CGI and datafiles.

Simple CGI executables need only some data handed over to them via the methods of POST or GET and all results are returned via the standard output channel (back into the webserver for further processing). But slighlty more complex CGI's need to have some memory. To be able to retrieve or reconstruct a previous state. Like a page-counter. So the bigger CGI programs need to be able to access files on disk. That's the subject of this topic.

Case 1: See if we can access files.

The first program is about being able to open a file. And if the file does not exist, report it to the user. We will use the by now familiar method of converting the webbrowser screen to a VT-100 terminal. Here's the source of the first program (called 'rooster' which is a dutch word):

MODULE rooster;

IMPORT ASCII, InOut, TextIO, cgi;

PROCEDURE Init;

VAR	  File 		: TextIO.File;
	  ch		: CHAR;

BEGIN
   TextIO.OpenInput (File, "data.test");
   IF  NOT TextIO.Done ()  THEN
      InOut.WriteString ("Cannot open file. Aborting.");
      InOut.WriteLn;
      HALT
   ELSE
      REPEAT
         TextIO.GetChar (File, ch);
	 InOut.Write (ch)
      UNTIL TextIO.EOF (File) = TRUE;
      InOut.WriteBf
   END;
   TextIO.Close (File)
END Init;

BEGIN
   cgi.InformServer (cgi.Text);
   Init;
END rooster.
   
It's a simple program and it compiles (with the 9905m compiler to which I have converted completely). As you can see: only qualified imports. Some more typing efforts, but the program gets another look. Perhaps the C++ guru's will have less problems reading this kind of source...

The output of rooster

Below is a copy of the screen of the Mocka IDE for compiling the module and to see what it does. Remember: we are still in a dry run. The CGI executable is running in console mode, without any attachments to a webbrowser or -server. As I told before: I converted to Mocka 9905m, which was modified by Dr Maurer.

jan@beryllium:~/modula/cgi$ mocka
Mocka 9905m
>> i rooster
>> p rooster
.. Compiling Program Module rooster I/0002 II/0002
.. Linking rooster
>> rooster
Content-type:text/plain

Hi there,

This is the content of the file 'data.test'.

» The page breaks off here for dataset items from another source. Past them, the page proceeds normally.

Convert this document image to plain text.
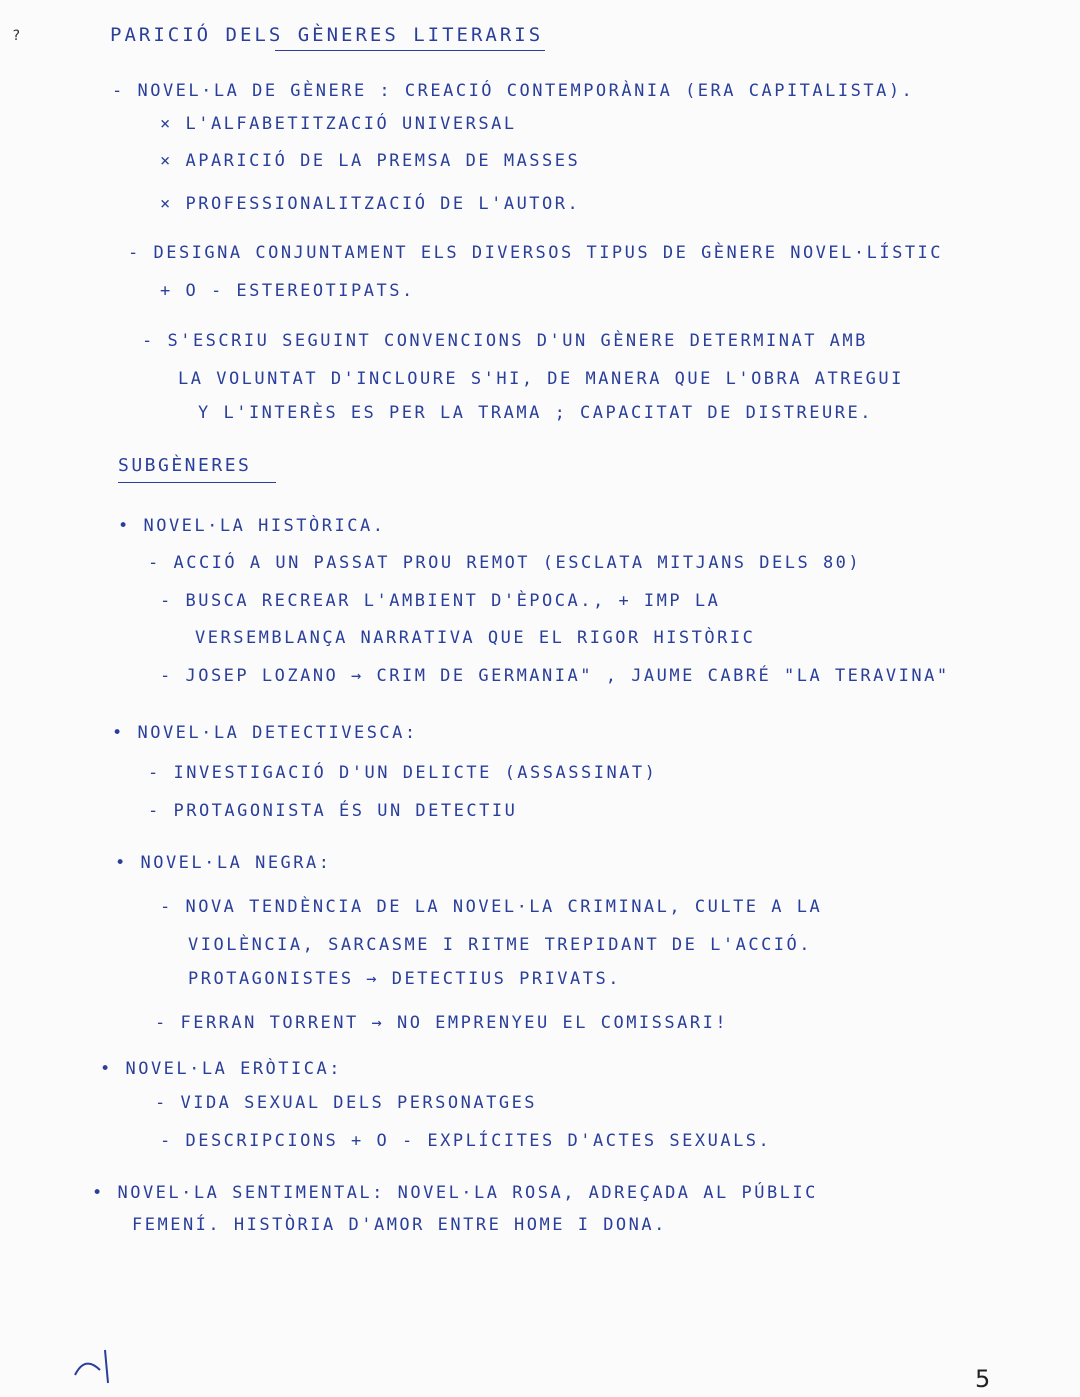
?	PARICIÓ DELS GÈNERES LITERARIS
- NOVEL·LA DE GÈNERE : CREACIÓ CONTEMPORÀNIA (ERA CAPITALISTA).
× L'ALFABETITZACIÓ UNIVERSAL
× APARICIÓ DE LA PREMSA DE MASSES
× PROFESSIONALITZACIÓ DE L'AUTOR.
- DESIGNA CONJUNTAMENT ELS DIVERSOS TIPUS DE GÈNERE NOVEL·LÍSTIC
+ O - ESTEREOTIPATS.
- S'ESCRIU SEGUINT CONVENCIONS D'UN GÈNERE DETERMINAT AMB
LA VOLUNTAT D'INCLOURE S'HI, DE MANERA QUE L'OBRA ATREGUI
Y L'INTERÈS ES PER LA TRAMA ; CAPACITAT DE DISTREURE.
SUBGÈNERES
• NOVEL·LA HISTÒRICA.
- ACCIÓ A UN PASSAT PROU REMOT (ESCLATA MITJANS DELS 80)
- BUSCA RECREAR L'AMBIENT D'ÈPOCA., + IMP LA
VERSEMBLANÇA NARRATIVA QUE EL RIGOR HISTÒRIC
- JOSEP LOZANO → CRIM DE GERMANIA" , JAUME CABRÉ "LA TERAVINA"
• NOVEL·LA DETECTIVESCA:
- INVESTIGACIÓ D'UN DELICTE (ASSASSINAT)
- PROTAGONISTA ÉS UN DETECTIU
• NOVEL·LA NEGRA:
- NOVA TENDÈNCIA DE LA NOVEL·LA CRIMINAL, CULTE A LA
VIOLÈNCIA, SARCASME I RITME TREPIDANT DE L'ACCIÓ.
PROTAGONISTES → DETECTIUS PRIVATS.
- FERRAN TORRENT → NO EMPRENYEU EL COMISSARI!
• NOVEL·LA ERÒTICA:
- VIDA SEXUAL DELS PERSONATGES
- DESCRIPCIONS + O - EXPLÍCITES D'ACTES SEXUALS.
• NOVEL·LA SENTIMENTAL: NOVEL·LA ROSA, ADREÇADA AL PÚBLIC
FEMENÍ. HISTÒRIA D'AMOR ENTRE HOME I DONA.
5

See if we get to see it or not....
>> mv data.test Data.test
>> rooster
Content-type:text/plain

Cannot open file. Aborting.
>> q
jan@beryllium:~/modula/cgi$
   
A short file and a short outcome. But it works, on the command line. Now see if we can get it to work via the webserver. And it does! It's cool and cruel to see these silly magic words on the VT-100 screen. It took some effort and research to get things done, but now it works.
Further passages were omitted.